History of the World Crisis Lecture 8: Germany's Current Political Situation by J. C. MARIATEGUI
Translated by Juan R. Fajardo, 1998
(Delivered to the “Gonzales Prada” People’s University, at the Peruvian Student Federation hall, Lima, on July 13, 1923.)
For some reason Mariátegui changed the program for the evening and delivered the lecture on German politics, the notes for which appear below, and postponed the planned talk on the Treaty of Versailles until the following week. -Trans.
Author's Notes:
The major German political groups are: pangermanists, populists, Catholics, democrats, socialists, communists. Consul Organization, Eschrish Organization, Hittler and Ludendorf's Bavarian fascism.
Antecedents to the present situation: The fall of Wirth's cabinet. The formation of the Cuno cabinet. The return of Hugo Stinnes' populists' to government. The socialists' position on this government. The effects of the occupation of the Rohr on German politics. The current German crisis is but the exasperation of the political crisis brought about by Social Democracy's collaboration with the bourgeoisie. Cuno's resignation. Stressemann's cabinet. Minister of Finance Hilferding.
Rhennish separatism. Smeets and Dorten's separatist factions. Their agitation and coming fusion. France's promotion of it.
The occupation of the Rohr's consequences on the German economy. The catastrophe of the mark. The impossibility that mutilated, fractured Germany reorganize itself. A nation is a living organism. It is not possible to wound it without altering, without disordering its functioning. The occupation of the Rohr condemns Germany to ruin, to misery. But, a ruined Germany means a worsening of the European economic crisis. Moribund nations, starving nations cannot coexist with nations filled with vitality, plethoric nations. The world's economic organism has become too solidarious for this to occur. A nation that is primitive, insignificant, and little-evolved economically can descend into misery without visibly affecting the other nations of the continent. But a nation with so complex and so vast an international dynamism cannot be brought down and destroyed without mortal damage to its neighbors. The problems of peace have uncovered this solidarity between victors and the defeated which prevents the former from crushing the latter.
The true causes of the occupation of the Rohr. The chauvinists, the nationalists desire the annihilation of Germany. They have the nightmare of German reconstruction, of German revenge. The metallurgists aspire to posses German coal. The metallurgists' press exploits the patriotism of the petit bourgeois classes. The national bloc, the left bloc, and the communists.

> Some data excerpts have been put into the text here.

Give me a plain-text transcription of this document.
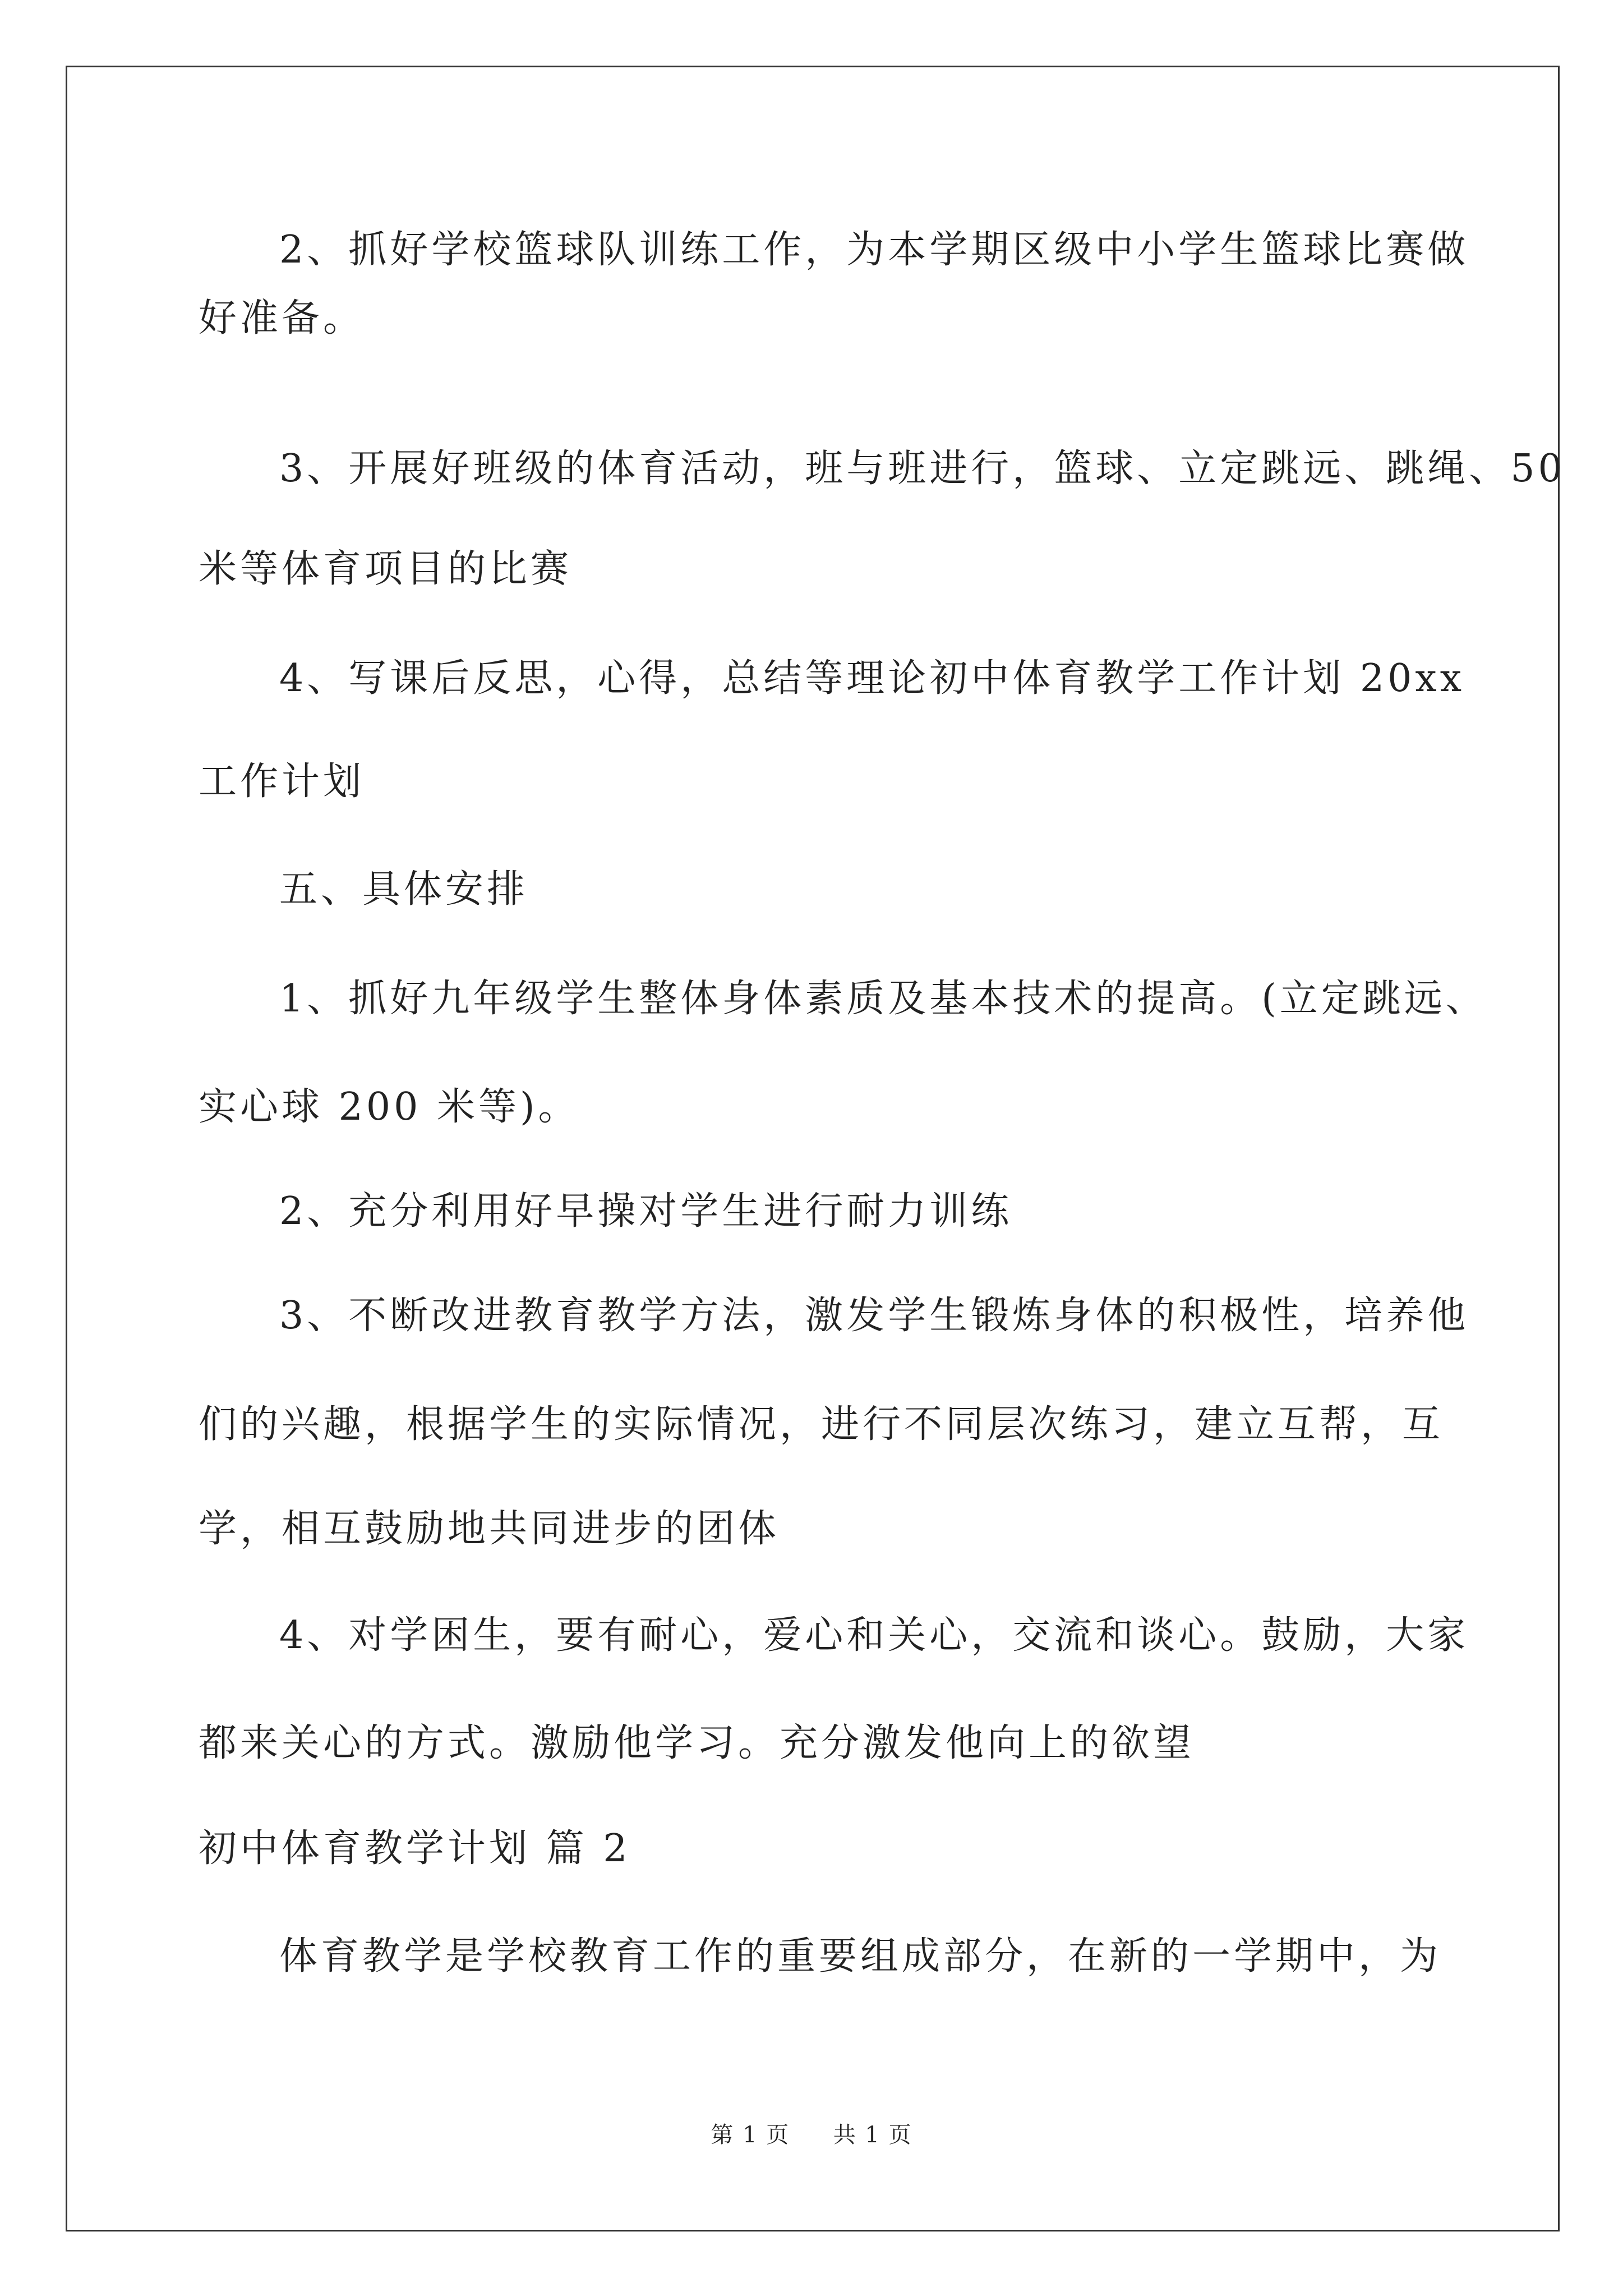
2、抓好学校篮球队训练工作，为本学期区级中小学生篮球比赛做
好准备。
3、开展好班级的体育活动，班与班进行，篮球、立定跳远、跳绳、50
米等体育项目的比赛
4、写课后反思，心得，总结等理论初中体育教学工作计划 20xx
工作计划
五、具体安排
1、抓好九年级学生整体身体素质及基本技术的提高。(立定跳远、
实心球 200 米等)。
2、充分利用好早操对学生进行耐力训练
3、不断改进教育教学方法，激发学生锻炼身体的积极性，培养他
们的兴趣，根据学生的实际情况，进行不同层次练习，建立互帮，互
学，相互鼓励地共同进步的团体
4、对学困生，要有耐心，爱心和关心，交流和谈心。鼓励，大家
都来关心的方式。激励他学习。充分激发他向上的欲望
初中体育教学计划 篇 2
体育教学是学校教育工作的重要组成部分，在新的一学期中，为
第 1 页 共 1 页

Stinnes' program: suppression of the eight-hour workday, reduction of State personnel, handing over of the railways to private enterprise. In a word, the abolition, the derogation of all the conquests of the socialist minimum program. A bourgeois coalition lacks the strength to act on this plan.
The dissention within social-democracy. The left tendency and the right tendency. The fear of communist participation.
The policies of the German communists, Dacussig, Stöcker. The factory councils. The proletarian united front. The workers' government. The nationalization of 51 percent of the businesses, under the workers' control. The Social Democrats and their apprehensions and fears.
The nationalist phenomenon. The penury middle- and petit bourgeois. The poverty of the intellectuals. Radek proposes that fascism be fought not only with arms but also with political weapons. The middle class, dominated by the memory of its past well-being, leans toward a re-establishment of the old order. It lacks a class mentality, class consciousness. A government of the middle class cannot but carry out capitalist policies. The middle class needs to join either the capitalist class or the salaried class. It has no room for a middle or independent position.
Which are the present hour's perspectives? An immediate rectification of French policies is not probable. Occupation of the Rohr will, therefore, continue to disorganize, impoverish and ruining Germany. There is talk of the possibility that German and French industrialists coordinate and make an arrangement. This alliance of French capitalism with German capitalism would be made only at the expense of the working class. There already have been preludes of intelligence of this nature: the Loucheur-Lubersac agreement. This intelligence would disquiet England. German industry and French industry would constitute a formidable continental bloc. Likewise, there is talk of England proposing the formation of an Anglo-Franco-German conglomerate. Lastly, Mussolini dreams of a continental bloc: Germany, France, and Italy. But these projects stumble over the difficulty of nationalist egoisms. Each power longs for an alliance in which it gets the lion's share. The climate left by the war is a noxious and asphyxiating climate. It is poisoned by hates, rancors, and egoistic passions. The reasoning that common sense and common interests will prevail in the mentality of the various European capitalist groups is a reasoning which ignores the dark and mysterious, but decisive, influence which psychological factors have on the march of history.